Le métro

Jonathan Penglin

Consigne : Écrire une pérégrination.

Le métro. Le métro et ses stations. Montparnasse d'abord, bien sûr. À la fois point de départ et d'arrivée. Pour moi, et pour tous ceux qui comme moi — avant moi — ont quitté l'Ouest pour « monter » à la Capitale. Montparnasse, mais pas n'importe quel quai. Celui de la ligne 4, à minuit. Le bout du quai, qui pue la pisse. L'air surchauffé, et le grondement du métro qui s'y engouffre, avale sa dernière ration de voyageurs. Montparnasse, bienvenu.

Porte de Clignancourt, ensuite. Le terminus, où l'on n'est presque plus à Paris. Ça sent le bout du monde, les banlieues nord. La maison, aussi. Clignancourt et ses rats, ses bastons, ses vigiles. Le métro du matin quand on part et du soir quand on rentre.

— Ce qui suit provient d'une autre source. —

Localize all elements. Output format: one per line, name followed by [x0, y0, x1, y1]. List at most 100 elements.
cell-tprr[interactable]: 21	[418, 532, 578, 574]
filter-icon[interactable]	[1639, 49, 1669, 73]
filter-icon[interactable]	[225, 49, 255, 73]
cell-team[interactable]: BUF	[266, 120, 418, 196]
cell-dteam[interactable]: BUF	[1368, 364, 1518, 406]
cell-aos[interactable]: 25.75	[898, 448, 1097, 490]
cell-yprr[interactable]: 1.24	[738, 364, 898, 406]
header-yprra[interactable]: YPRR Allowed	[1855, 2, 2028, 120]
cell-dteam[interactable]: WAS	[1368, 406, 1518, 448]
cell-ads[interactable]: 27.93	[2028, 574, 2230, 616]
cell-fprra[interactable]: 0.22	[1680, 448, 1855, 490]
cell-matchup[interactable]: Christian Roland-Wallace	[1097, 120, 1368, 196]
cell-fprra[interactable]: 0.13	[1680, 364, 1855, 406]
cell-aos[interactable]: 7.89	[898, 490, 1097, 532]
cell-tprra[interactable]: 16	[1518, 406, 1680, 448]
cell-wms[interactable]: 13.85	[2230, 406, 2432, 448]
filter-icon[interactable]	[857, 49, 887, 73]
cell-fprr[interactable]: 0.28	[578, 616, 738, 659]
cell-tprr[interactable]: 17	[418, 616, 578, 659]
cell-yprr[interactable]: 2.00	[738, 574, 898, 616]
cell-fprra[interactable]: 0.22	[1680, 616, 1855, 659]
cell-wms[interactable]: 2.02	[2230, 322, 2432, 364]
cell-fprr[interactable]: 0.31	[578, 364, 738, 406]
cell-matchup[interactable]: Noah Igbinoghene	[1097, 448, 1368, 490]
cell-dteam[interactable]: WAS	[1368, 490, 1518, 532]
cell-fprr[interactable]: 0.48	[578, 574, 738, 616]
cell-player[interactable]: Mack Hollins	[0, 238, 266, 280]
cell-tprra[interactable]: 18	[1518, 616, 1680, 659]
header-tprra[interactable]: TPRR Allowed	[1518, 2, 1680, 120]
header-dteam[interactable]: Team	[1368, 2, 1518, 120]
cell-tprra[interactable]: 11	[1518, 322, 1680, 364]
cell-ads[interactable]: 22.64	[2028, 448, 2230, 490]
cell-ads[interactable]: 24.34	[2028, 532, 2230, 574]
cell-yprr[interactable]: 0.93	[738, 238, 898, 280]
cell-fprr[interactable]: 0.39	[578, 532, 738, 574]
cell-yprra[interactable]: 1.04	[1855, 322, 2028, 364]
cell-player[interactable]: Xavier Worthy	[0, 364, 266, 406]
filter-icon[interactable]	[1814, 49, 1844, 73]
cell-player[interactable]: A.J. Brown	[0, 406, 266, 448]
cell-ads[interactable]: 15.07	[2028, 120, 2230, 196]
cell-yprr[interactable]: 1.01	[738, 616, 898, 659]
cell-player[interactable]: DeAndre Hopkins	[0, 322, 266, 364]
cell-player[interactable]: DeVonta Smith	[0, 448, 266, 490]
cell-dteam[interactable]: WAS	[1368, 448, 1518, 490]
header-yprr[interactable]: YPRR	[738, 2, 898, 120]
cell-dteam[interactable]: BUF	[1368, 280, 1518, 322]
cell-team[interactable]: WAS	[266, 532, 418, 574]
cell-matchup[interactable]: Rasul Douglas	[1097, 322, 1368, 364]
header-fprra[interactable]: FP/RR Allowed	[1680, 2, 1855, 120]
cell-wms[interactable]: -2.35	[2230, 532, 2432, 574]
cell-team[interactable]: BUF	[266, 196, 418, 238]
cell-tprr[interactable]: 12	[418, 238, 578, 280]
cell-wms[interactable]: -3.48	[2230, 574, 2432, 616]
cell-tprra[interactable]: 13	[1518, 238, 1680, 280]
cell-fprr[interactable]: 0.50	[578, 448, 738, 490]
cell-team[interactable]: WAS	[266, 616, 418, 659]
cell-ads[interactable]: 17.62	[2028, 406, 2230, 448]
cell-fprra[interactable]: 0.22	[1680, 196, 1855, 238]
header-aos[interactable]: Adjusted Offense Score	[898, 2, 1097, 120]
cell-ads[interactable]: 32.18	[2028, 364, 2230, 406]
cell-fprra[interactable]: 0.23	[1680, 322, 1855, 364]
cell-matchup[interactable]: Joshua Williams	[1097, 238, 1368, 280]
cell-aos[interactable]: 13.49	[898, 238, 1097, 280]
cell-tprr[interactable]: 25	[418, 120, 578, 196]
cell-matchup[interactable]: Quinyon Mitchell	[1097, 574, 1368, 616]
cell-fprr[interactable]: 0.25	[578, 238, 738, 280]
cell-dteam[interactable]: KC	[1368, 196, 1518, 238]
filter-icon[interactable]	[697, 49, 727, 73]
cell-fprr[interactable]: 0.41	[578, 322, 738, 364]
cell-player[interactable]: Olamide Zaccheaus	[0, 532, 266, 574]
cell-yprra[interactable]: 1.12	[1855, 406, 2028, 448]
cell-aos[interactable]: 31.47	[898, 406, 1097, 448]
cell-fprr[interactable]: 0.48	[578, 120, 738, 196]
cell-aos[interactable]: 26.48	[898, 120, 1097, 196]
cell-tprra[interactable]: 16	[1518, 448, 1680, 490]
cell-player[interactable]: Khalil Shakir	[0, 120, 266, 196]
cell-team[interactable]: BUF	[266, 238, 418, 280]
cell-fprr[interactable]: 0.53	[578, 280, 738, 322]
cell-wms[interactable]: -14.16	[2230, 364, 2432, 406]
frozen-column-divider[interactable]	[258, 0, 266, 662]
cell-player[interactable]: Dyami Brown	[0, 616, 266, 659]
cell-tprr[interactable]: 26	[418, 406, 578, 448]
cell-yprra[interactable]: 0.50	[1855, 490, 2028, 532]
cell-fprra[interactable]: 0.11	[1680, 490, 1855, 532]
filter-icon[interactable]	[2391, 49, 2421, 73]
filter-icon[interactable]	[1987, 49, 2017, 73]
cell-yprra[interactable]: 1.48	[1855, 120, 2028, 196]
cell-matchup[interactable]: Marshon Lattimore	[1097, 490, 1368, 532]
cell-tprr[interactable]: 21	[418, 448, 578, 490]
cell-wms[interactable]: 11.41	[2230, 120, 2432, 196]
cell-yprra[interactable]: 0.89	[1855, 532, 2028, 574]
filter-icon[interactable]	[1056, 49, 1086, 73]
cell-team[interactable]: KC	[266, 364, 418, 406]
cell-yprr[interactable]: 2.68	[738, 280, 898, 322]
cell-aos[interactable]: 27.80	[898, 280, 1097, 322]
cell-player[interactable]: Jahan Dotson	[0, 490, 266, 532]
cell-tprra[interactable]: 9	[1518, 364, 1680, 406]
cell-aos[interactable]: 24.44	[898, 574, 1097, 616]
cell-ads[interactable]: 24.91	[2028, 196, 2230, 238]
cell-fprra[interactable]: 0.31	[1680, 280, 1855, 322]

Gare du Nord, toujours sur la 4. Un cloaque vert — pourquoi vert ? jamais compris — qui débouche via un foutoir de couloirs dans ce grand hall tordu. Un hall traversé de part en part par des passerelles et des escaliers. Un cœur sale et tachycardique qui pompe les voyageurs et les renvoie à travers toutes ses aortes, jour et nuit, vers partout.

Vers la ligne 5 par exemple. Descente à Austerlitz. Le quai de fer forgé suspendu dans les airs. Et puis la descente aux Enfers, en suivant cette longue succession de boyaux de béton qui plongent sous terre. Jusqu'où ? Jusqu'au quai du RER, ligne C. Un tunnel immense et noir. Un quai double, sous-élevé, qui oblige à se hisser dans le train trop vieux.

La suite ? Bibliothèque François Mitterrand, sûrement. Architecture monumentale. Murs blancs, escaliers interminables, et foule pressée. Terminus du matin et point de départ du soir. Contraste parfait avec Clignancourt. Yin et yang. Blanc et noir, dans tous les sens du terme.

Quoi d'autre ? Lamarck peut-être, avec sa sortie en plein milieu de l'escalier qui monte vers Montmartre. Porte d'Orléans, l'autre bout de la ligne 4, version sud qui ressemble tellement à son pendant nord. Saint Michel aussi. Ah, Saint Michel ! Ses flots de touristes en juillet, qui s'extasient. Ses quais bondés, la tension qui va avec, et la fatigue. Et puis son alter-ego du RER B, veine cave blanche et bleue, tube interminable de mine moderne. Porte de la Chapelle, à la fois jumelle et voisine de Clignancourt. Strasbourg-Saint-Denis, un labyrinthe de couloirs en travaux, sans panneaux. Le piège du nouveau-venu, la fierté de l'ancien. Et puis tant d'autres — Châtelet, Simplon, Barbès, toutes celles de la ligne 4, en fait. La ligne qui permettait d'aller de chez moi à chez moi.

Mais aussi d'autres, plus loin. Le long du RER B, pour quitter Paris, ou y revenir. Bures-sur-Yvette notamment. Un quai en pleine campagne, calme, gazouillant. Vert aussi, mais chlorophylle cette fois. Une autre étape de la maison. Et pour finir, Massy-Palaiseau. Là où je suis arrivé pour de vrai. Un océan de béton gris sous un ciel de même couleur. Une horreur. Une monstruosité. Du ciment et des câbles. Des rails et des poteaux. Ma première vision de Paris. Et ma dernière aussi. Bitume et façade de verre. Passerelle blanche et nouveaux bâtiments. Ballast rouge et ciel qui pleure.